5. Badut cantik AEON TV

2.5K 352 76
                                    

Suasana ruang mewsroom sone ini begitu serius. Dua kamera besar menyorot wajah Agam dan Natalie yang sedang tersenyum sambil membawakan berita live. Kanya menatap pemandangan tersebut dalam diam. Hatinya masih meradang karena si seksi yang pandai bermain kotor. Selain menceburkan Mbak Poik ke dalam kemarahan Edo, Natalie juga berhasil membuat Edo jadi pribadi yang berbeda.

"Cut!" teriak Kanya begitu siaran ditutup dengan salam.

Eko awalnya bingung kenapa Kanya hanya diam saja menonton siaran. Ia ingin menegur, tetapi melihat teman baiknya hanya bisa menarik napas, kemudian mengembuskannya secara teratur, Eko memilih mundur dan diam di tempat.

Kanya menaruh skrip berita sore ini ke meja kecil yang ada di newsroom. Dia keluar tanpa pamit, meninggalkan Edo, Eko dan yang lainnya. Dia butuh pelampiasan hari ini, karena ribut dengan orang yang dia suka sejak SMP mampu menguras energi otak kanan Kanya. Jangan sampai dia sinting.

Tas leopard itu diambil, semua barang-barang yang perlu dibawa pulang, dia bawa. Jam menunjukkan pukul setengah lima tetapi Kanya tetap nekat pulang kantor. Turun ke lantai lobi menggunakan lift, Kanya menelepon nomor Damian. Sambungan pertama tidak diangkat, kedua, bahkan sampai kelima. Tetapi Kanya tidak menyerah sampai dengan suara bariton Damian terdengar terengah di seberang sana.

Belum menjawab sapaan Damian, Kanya memilih masuk ke mobilnya dan mengenakan seatbelt. Dia menaruh ponsel di jok samping yang sudah berubah ke mode loud speaker. Suara berisik orang yang sedang baku hantam terdengar memenuhi ruangan menggema.

"Lagi di mama?" tanya Kanya. Dia menyalakan mobil, melajukannya keluar AEON.

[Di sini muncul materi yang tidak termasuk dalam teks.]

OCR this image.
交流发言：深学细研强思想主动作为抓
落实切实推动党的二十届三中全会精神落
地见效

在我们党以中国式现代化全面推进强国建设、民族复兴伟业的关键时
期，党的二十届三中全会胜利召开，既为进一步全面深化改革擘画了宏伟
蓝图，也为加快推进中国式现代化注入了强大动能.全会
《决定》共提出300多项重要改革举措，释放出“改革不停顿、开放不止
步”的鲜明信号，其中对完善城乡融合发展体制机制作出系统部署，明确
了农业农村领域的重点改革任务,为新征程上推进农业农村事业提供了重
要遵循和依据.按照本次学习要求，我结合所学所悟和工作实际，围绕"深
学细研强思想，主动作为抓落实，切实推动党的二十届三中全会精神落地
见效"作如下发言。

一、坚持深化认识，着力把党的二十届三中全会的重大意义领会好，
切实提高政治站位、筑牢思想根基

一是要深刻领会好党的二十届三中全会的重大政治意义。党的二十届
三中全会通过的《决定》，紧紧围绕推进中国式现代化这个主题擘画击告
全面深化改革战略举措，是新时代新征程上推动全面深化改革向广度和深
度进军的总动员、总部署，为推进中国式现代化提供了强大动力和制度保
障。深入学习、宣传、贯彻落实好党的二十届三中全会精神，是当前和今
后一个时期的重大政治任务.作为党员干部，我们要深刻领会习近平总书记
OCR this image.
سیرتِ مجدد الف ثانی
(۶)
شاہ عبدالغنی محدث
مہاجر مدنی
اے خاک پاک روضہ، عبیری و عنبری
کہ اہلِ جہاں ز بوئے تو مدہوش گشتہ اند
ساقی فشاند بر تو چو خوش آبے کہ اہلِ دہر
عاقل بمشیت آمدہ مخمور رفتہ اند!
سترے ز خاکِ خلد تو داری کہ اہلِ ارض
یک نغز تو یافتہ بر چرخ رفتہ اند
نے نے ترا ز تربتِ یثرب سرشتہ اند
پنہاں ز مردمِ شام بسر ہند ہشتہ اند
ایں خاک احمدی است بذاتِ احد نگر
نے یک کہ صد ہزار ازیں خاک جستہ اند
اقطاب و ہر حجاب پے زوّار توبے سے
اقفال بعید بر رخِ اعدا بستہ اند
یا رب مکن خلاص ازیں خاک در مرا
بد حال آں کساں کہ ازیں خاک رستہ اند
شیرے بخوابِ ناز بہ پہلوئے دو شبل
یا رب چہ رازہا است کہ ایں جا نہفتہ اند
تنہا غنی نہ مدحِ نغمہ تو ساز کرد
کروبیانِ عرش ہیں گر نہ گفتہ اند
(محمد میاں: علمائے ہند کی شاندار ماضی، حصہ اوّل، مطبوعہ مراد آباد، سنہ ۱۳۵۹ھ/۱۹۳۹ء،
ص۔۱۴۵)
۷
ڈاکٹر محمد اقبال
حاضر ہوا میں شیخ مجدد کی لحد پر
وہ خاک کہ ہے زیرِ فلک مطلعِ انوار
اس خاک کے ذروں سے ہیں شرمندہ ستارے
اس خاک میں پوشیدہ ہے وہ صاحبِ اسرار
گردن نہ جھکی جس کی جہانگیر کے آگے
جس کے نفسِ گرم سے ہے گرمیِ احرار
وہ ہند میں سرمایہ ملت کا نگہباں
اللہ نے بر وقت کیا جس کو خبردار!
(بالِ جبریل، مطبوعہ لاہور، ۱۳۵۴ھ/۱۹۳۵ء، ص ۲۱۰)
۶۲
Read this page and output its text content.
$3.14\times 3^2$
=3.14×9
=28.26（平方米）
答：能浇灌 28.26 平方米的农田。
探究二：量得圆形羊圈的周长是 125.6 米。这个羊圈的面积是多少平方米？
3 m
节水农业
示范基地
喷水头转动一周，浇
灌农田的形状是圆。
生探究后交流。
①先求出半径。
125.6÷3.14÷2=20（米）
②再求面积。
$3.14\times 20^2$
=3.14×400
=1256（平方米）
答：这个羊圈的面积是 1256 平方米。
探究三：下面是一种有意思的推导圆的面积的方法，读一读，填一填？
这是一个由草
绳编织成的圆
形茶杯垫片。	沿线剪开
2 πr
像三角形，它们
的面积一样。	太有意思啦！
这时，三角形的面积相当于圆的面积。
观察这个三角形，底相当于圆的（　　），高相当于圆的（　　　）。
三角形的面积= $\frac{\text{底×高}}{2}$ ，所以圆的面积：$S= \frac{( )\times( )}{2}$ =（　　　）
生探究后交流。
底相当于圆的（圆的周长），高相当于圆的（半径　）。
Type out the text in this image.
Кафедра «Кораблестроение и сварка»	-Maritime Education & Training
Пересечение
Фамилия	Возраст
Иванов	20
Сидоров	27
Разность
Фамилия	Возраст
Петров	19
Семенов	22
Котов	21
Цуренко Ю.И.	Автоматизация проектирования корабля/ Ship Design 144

"Boxing, Indonesia has a good place to fight."

"Kirim alamat hotelmu menginap, I'm on my way."

Tidak mau dengar jawaban Damian lagi, Kanya menyentuh tombol merah mematikan sambungan. Dipijaknya gas lebih dalam saat terdengar notifikasi pesan singkat muncul di ponselnya. Kanya belum sempat membaca, dia harus menemukan traffic light untuk menemukan di hotel mana Damian menginap.

***

Bukan bangunan milik Om Nickolas, mini cooper Kanya memasuki parkiran depan Hotel Amiris, hotel satu kelas di bawah hotel milik Om Nickolas.

Saat memarkirkan mobil, seseorang kelihatan berjalan mendekati mini cooper-nya. Kanya keluar, dia melihat Damian dengan rambut setengah kering, tersenyum menyapa.

"Bad day?" Kanya mengangguk lalu berjalan memasuki hotel bersama Damian.

Sudah kebisaan bagi mereka untuk bergandengan tangan saat berdua. Bukan karena merasa saling memiliki, tapi Kanya selalu menatap Damian sebagai kakaknya. Damian lebih tua darinya tiga tahun, dan lelaki itu selalu melindungi Kanya dari banyak hal di dunia yang berniat jahat padanya.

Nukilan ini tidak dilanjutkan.